Alas, ghosters will have to do better than ‘love the player, hate the game’. Yes, apps have turned dates into an abundant resource, which makes potential mates more expendable. Our love lives have been cleansed of inconvenience – and there’s nothing so bothersome as regard for others. However, the business model only works because the apps are in cahoots with the worst devils of our nature. We ghost because we’re cowards. A parting text calls for nothing more than a moment’s thought and a bit of backbone. But, on a bad day, we can’t summon them. Ghosting isn’t just about a structure that normalises discourtesy.

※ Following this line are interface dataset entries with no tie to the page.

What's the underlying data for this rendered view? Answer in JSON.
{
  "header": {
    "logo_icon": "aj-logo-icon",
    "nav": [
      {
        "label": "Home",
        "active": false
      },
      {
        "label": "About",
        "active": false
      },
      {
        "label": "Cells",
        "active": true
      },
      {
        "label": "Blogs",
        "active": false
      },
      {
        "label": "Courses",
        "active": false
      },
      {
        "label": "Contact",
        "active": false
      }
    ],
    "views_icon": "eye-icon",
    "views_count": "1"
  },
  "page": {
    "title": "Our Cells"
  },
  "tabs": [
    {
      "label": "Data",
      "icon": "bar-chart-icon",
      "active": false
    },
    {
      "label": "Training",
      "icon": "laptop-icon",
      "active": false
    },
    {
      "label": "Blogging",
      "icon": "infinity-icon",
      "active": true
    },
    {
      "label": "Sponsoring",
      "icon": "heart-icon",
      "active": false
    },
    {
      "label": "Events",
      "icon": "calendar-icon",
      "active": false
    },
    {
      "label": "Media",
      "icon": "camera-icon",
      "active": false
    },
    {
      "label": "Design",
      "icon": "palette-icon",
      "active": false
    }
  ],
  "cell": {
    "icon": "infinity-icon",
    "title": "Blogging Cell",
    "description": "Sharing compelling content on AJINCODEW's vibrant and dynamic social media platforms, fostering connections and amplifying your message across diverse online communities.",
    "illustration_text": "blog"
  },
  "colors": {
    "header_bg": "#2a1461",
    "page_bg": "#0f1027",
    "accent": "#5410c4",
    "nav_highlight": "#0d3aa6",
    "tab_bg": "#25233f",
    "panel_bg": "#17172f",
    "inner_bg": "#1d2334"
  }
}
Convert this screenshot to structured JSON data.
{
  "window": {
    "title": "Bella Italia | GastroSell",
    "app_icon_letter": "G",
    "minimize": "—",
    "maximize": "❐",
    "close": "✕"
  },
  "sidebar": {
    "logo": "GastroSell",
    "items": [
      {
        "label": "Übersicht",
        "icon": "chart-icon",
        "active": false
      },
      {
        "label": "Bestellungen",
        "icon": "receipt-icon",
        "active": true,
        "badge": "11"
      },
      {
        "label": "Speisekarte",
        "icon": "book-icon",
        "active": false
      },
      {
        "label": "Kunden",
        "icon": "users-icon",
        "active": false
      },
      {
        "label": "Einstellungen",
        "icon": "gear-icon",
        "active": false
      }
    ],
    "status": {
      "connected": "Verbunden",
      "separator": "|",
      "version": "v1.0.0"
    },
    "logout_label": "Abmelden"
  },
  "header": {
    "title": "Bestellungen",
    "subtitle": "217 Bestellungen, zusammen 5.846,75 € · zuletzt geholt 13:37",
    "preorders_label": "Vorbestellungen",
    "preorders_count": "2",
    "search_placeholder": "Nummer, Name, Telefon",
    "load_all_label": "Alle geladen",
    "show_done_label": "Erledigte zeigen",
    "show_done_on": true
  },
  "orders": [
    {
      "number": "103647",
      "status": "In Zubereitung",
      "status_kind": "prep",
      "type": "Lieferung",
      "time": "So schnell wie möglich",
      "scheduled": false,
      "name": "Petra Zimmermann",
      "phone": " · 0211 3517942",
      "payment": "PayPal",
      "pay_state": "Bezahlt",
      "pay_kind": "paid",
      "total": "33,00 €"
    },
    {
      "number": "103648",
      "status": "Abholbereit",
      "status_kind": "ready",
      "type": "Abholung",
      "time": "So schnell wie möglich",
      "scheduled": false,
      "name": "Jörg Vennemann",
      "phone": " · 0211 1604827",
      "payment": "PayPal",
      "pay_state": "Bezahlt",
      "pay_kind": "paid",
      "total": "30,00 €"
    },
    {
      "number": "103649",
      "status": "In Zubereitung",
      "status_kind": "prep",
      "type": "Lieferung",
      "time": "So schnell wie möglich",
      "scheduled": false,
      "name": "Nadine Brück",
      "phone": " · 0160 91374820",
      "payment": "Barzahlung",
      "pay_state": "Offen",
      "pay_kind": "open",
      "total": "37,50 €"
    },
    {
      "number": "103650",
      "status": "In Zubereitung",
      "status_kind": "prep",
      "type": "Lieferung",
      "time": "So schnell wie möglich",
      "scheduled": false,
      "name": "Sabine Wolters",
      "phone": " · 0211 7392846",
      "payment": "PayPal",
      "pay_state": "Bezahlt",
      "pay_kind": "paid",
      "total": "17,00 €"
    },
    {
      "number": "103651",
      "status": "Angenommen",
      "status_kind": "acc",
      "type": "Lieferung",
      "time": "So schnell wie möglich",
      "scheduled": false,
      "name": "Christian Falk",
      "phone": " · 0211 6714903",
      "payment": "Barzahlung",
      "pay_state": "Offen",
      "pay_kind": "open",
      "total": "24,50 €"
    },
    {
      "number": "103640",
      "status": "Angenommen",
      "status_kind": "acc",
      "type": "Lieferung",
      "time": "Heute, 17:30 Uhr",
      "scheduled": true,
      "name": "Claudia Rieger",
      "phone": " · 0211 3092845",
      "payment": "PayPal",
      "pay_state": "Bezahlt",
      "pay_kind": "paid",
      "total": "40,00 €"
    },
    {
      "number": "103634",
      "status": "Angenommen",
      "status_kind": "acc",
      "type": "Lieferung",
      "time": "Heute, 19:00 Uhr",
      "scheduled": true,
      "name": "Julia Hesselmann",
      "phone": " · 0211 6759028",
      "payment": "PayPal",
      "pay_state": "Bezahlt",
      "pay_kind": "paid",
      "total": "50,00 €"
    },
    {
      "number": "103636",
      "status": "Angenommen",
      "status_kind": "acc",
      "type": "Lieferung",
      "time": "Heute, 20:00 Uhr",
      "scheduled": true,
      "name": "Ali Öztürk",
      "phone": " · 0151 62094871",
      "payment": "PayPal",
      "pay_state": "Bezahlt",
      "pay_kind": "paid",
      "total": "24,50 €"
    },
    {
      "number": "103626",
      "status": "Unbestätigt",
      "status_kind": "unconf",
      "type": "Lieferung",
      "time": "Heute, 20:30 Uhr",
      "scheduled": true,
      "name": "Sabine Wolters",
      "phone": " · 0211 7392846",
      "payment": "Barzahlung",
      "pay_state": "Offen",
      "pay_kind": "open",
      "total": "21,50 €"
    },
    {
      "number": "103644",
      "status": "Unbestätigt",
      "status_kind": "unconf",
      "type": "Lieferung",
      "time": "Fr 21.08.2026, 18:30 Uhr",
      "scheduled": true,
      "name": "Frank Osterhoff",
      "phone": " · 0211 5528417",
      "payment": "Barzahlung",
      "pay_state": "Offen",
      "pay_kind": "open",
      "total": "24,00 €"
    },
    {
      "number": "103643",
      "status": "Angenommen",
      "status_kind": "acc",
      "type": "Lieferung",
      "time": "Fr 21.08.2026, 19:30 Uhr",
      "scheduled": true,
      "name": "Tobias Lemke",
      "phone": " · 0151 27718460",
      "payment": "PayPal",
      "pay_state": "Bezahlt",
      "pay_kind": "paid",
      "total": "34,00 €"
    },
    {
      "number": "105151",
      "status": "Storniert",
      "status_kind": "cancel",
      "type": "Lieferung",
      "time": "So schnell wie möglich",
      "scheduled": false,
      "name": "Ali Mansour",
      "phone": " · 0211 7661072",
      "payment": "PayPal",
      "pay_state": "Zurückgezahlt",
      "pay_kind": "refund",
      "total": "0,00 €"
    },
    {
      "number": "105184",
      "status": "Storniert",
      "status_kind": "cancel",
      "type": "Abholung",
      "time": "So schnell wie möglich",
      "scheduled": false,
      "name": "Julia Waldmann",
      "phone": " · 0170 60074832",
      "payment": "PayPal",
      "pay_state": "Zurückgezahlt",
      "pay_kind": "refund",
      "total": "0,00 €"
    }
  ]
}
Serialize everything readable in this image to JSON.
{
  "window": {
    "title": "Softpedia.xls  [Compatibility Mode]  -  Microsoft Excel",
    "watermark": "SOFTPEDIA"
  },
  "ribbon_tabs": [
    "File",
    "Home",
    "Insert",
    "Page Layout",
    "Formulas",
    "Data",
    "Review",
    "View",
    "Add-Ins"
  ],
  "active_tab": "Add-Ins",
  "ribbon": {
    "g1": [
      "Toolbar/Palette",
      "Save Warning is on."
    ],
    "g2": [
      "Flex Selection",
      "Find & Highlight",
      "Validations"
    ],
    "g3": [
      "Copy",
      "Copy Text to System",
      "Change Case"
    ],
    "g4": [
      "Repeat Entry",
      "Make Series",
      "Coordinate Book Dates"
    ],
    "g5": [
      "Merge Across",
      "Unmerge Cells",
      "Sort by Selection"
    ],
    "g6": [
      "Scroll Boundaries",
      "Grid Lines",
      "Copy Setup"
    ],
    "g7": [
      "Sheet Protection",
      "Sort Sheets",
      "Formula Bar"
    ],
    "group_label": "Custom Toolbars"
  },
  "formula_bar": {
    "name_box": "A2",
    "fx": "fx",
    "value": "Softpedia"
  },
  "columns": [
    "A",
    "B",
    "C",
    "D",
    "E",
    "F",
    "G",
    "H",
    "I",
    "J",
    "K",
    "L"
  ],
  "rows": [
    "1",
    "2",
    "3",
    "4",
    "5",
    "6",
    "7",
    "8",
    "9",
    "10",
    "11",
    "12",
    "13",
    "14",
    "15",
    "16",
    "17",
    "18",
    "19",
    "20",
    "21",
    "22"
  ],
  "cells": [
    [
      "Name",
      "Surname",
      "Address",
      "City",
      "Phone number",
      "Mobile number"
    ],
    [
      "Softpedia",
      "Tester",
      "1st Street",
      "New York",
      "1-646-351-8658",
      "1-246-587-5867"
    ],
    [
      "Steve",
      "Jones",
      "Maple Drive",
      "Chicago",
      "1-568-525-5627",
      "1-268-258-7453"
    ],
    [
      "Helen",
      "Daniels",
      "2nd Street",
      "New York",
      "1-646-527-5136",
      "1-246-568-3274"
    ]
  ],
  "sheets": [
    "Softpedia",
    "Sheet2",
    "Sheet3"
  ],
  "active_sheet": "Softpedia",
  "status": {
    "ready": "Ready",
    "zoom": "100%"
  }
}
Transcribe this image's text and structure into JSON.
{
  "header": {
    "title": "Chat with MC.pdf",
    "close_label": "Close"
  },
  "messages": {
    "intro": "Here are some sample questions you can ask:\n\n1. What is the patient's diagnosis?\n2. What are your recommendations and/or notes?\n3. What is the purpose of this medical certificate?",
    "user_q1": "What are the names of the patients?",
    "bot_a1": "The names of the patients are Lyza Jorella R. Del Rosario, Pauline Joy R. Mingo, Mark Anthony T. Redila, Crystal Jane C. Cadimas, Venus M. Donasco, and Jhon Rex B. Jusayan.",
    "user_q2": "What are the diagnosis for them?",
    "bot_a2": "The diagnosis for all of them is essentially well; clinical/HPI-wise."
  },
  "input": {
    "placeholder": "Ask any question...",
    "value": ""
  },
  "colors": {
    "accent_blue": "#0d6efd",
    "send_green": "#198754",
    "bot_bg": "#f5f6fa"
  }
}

It’s also about free agents of weak character.

Weak character and a certain age. A whopping 61 per cent of single millennials admit to having ghosted someone, but is nothing on the 78 per cent of Gen Z. How curious that the biggest ghosters are also those who shout loudest about our responsibility to ‘be kind’ online. They flout their virtue on the socials, yet forget their manners on the apps. It’s a paradox that might be explained by Gen Z’s claim to personal comfort before almost anything else. They demand safety from trolls – and from their own inconvenience. Yet one text is all it takes. And to make it even easier, I have the formula:

Thanks + Compliments + Regrets + Consensus + Goodbyes = A message to spare you the shame of ghosting.

Let’s take these one at a time:

Received wisdom blames the apps. The industrial scale of dating today causes collateral damage

  1. Thanks
    To ease both parties into the message. Its tone of formality subtly prepares the one on the receiving end for bad news. At least it has for me.
  2. Compliments
    They never hurt anyone and there’s a bit of truth to them: something about this person attracted you enough to swipe right. So out with it. As long as it’s clean.
  3. Regrets
    Take the edge off rejection by saying you’re only ending things with reluctance.
  4. Consensus
    Suggest that the other might share your opinion about things going no further. It lightens the burden on you and salves the pain for them.
  5. Goodbyes
    A breezy but definitive farewell that says: this conversation’s over.

You might now be thinking these five little points are one big lie. Ghosting has its faults, but dishonesty isn’t one. To which I’d reply: you’re right. Nothing expresses our authentic selves better than selfishness and cowardice. But it hardly follows that we ought to express them. To show the formula at work, I’ve drafted a message. Call me your anti-ghostwriter:

Hey Adam, thanks for the chat – it’s been fun. I felt lucky to match with a guy as impressive as you. But with regret, I don’t think you and me are a match in the greater sense – a view I think you probably share. Don’t want to waste your time, as I wouldn’t wish anyone to waste mine. Good luck with everything, but I doubt you’ll need it. All the best, Eve

After ten years of the ghosts, choose instead to banish them. It’s a better end than a bitter one. Right, Becky?